Thanks to Advances, Young People With JIA Don’t Need to Rely on High-Dose Steroids
The ACR strongly recommends that people with systemic JIA (which affects joint function and may also cause a rash, high fevers, organ problems, joint damage, or anemia) should be initially treated with biologic DMARDs, instead of the high-dose steroids that were previously recommended but caused weakened bones, osteoporosis, and suppressed growth in those who took them long-term. Boynes-Shuck says she has experienced such side effects: “I have osteopenia [bone loss] in some of my bones because I was put on steroids at such a young age for my JIA.” She also experienced weight gain, mood swings, weakened bones, and an adrenal crisis, she says. Despite these and a number of other treatments that were not effective over the years, Boynes-Shuck says she does feel that “treatment options for JIA and rheumatoid arthritis have come a long way. And I am also hopeful about things in store for the future.”
Onel agrees. “Changes within our field are occurring at an ever-increasing rate,” she says. “Our practice has dramatically changed in the past 10 years, and these guidelines have to change to reflect challenges and advances in our field.

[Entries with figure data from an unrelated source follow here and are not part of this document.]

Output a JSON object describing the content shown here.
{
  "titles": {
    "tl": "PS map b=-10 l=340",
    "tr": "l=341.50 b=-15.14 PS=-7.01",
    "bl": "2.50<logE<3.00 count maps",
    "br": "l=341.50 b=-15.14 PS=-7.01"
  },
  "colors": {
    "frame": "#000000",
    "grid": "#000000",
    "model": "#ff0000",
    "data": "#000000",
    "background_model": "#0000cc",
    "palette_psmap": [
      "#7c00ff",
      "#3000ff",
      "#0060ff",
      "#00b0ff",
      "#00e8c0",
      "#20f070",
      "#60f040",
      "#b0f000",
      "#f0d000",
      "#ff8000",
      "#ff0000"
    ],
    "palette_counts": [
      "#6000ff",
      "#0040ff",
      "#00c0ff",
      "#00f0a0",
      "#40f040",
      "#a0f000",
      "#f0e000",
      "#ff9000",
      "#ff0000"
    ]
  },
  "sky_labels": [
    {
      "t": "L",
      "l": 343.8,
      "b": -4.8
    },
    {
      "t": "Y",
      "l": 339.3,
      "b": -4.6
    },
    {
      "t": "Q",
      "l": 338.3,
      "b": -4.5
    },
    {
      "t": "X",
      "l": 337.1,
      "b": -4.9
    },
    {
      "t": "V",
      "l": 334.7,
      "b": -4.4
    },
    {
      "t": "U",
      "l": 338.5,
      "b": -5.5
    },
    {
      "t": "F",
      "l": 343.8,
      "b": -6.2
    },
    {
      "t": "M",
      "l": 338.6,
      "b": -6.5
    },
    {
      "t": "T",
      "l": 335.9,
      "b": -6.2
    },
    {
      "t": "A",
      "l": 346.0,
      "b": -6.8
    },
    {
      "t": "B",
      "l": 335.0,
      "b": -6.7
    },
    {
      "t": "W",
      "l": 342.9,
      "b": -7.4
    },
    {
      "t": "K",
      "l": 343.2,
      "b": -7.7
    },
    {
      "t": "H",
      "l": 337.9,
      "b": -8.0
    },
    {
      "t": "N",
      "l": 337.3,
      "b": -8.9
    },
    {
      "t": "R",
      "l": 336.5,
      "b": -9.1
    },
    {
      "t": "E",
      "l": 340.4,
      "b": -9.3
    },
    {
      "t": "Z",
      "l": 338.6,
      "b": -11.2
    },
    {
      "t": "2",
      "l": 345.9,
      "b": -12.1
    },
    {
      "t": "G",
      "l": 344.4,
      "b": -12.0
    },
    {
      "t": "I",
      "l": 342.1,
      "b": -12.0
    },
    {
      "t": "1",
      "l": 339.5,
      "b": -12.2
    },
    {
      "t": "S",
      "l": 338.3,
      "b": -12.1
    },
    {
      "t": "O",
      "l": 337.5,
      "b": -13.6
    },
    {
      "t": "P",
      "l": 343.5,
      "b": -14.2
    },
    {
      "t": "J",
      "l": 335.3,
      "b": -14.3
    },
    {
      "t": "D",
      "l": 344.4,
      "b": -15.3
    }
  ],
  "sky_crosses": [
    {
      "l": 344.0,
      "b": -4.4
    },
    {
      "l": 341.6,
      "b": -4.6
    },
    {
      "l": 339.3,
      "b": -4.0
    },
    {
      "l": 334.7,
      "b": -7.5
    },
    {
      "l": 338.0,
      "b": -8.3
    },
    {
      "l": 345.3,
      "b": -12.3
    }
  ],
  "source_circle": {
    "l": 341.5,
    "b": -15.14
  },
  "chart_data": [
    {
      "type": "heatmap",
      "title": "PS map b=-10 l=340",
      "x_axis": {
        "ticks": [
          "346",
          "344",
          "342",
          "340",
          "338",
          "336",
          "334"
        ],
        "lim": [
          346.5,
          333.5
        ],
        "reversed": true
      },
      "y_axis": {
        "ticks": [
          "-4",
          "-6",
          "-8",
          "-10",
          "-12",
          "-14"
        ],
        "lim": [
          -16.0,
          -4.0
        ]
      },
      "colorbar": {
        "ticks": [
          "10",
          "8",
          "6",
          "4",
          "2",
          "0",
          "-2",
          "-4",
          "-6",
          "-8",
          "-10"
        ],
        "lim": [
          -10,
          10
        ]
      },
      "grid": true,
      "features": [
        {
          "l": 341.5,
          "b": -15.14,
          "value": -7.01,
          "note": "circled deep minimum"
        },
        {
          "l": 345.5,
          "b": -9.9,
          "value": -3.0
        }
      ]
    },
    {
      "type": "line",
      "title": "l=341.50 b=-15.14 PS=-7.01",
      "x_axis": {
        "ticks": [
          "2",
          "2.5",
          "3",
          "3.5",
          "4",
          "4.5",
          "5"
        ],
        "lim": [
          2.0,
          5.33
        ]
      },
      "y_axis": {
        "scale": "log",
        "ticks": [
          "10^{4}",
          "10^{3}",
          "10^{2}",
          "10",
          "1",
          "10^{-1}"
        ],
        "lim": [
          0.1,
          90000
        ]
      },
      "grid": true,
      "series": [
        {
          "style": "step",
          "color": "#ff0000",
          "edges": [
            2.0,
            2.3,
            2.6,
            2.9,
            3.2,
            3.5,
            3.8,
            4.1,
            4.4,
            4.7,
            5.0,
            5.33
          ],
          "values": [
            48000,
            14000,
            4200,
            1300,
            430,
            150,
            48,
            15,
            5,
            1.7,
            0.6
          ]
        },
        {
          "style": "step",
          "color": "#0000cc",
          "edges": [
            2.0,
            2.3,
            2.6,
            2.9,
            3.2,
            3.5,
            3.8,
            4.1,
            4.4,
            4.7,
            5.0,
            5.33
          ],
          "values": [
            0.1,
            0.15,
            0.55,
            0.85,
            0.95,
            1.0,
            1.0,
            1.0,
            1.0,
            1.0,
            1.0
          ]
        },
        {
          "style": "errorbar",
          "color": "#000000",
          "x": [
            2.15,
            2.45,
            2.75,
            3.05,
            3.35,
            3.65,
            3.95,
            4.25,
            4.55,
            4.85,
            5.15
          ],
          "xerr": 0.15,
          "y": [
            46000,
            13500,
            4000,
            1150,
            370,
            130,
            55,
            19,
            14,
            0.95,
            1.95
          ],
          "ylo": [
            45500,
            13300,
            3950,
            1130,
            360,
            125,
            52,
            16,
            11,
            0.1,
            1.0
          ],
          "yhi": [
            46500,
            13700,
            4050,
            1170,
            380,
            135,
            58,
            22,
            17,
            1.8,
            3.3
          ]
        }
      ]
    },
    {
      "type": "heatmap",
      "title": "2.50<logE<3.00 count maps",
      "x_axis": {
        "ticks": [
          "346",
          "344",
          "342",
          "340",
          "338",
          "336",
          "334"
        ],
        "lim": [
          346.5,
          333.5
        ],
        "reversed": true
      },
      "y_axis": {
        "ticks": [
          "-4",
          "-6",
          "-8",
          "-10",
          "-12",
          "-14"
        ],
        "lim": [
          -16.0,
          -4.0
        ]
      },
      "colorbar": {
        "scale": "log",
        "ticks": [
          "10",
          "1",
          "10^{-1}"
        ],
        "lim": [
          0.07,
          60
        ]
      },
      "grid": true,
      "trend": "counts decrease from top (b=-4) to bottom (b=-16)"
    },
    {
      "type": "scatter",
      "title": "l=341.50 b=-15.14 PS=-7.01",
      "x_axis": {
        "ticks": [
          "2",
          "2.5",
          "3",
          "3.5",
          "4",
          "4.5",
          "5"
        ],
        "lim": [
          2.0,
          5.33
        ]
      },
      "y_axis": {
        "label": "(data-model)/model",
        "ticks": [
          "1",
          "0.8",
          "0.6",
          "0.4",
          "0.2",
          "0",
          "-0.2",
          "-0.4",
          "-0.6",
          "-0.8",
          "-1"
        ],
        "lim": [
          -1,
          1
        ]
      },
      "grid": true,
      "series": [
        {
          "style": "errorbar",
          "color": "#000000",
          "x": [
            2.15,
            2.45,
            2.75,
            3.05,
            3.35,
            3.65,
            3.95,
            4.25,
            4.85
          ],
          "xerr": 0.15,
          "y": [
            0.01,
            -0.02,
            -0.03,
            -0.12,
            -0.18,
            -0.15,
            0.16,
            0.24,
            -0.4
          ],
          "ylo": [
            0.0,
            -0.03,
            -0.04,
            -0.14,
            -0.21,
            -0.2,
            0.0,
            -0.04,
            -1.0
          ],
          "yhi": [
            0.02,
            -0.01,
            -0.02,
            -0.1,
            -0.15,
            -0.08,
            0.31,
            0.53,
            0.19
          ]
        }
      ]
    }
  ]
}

“Starting with a biologic can help avoid this, so the ability to minimize steroid use is a major achievement,” says Onel. “Previously, treating systemic JIA required the use of high-dose steroids, and many children suffered the consequences,” including the aforementioned bone and growth problems.
Medication innovations such as biologics are genetically engineered to work in a more targeted way. They differ from conventional treatments that are created chemically. The past 25 years have seen major advances in biologics that have helped improve the lives of people living with JIA, note researchers in a study published in 2020 in Rheumatology. In particular, biologics have helped reduce the need for orthopedic surgery and have lowered the rates of uveitis, a type of eye inflammation experienced by JIA patients.
Once the disease is considered inactive in those with systemic JIA, their providers should work with them to taper off the medications.
Nondrug Treatments Help JIA Too
The second set of ACR guidelines addresses nondrug treatments for those living with all forms of JIA. These include sessions of physical therapy (PT) and occupational therapy as needed; a “healthy, well-balanced, age-appropriate diet”; lab tests at the start of and during the course of medications to treat JIA; and being up-to-date on all recommended vaccinations. Since DMARDs affect the immune system, there are specific instructions for people whose immune systems are suppressed, as well as recommendations for those who are not on immunotherapy and who are not immunized. In short, all people with JIA and the people they live with should be fully vaccinated to prevent the transmission of illnesses such as COVID-19 and the flu.
“I firmly believe that preventive wellness measures and lifestyle changes are extremely important for being able to thrive with JIA — and just for overall health and well-being in general,” says Boynes-Shuck, who cited physical therapy (PT), occupational therapy (OT), psychotherapy and counseling, nutrition, sleep, immunizations, exercise, mindfulness, and a good support network as key components.
The updated ACR guidelines will help providers work with people living with JIA and their caregivers to live healthier lives with the condition, Onel says.
“There are real children and real families whose lives will be affected by our recommendations,” says Onel. “We very much hope that these dialogues will help us make a bright future for children with JIA.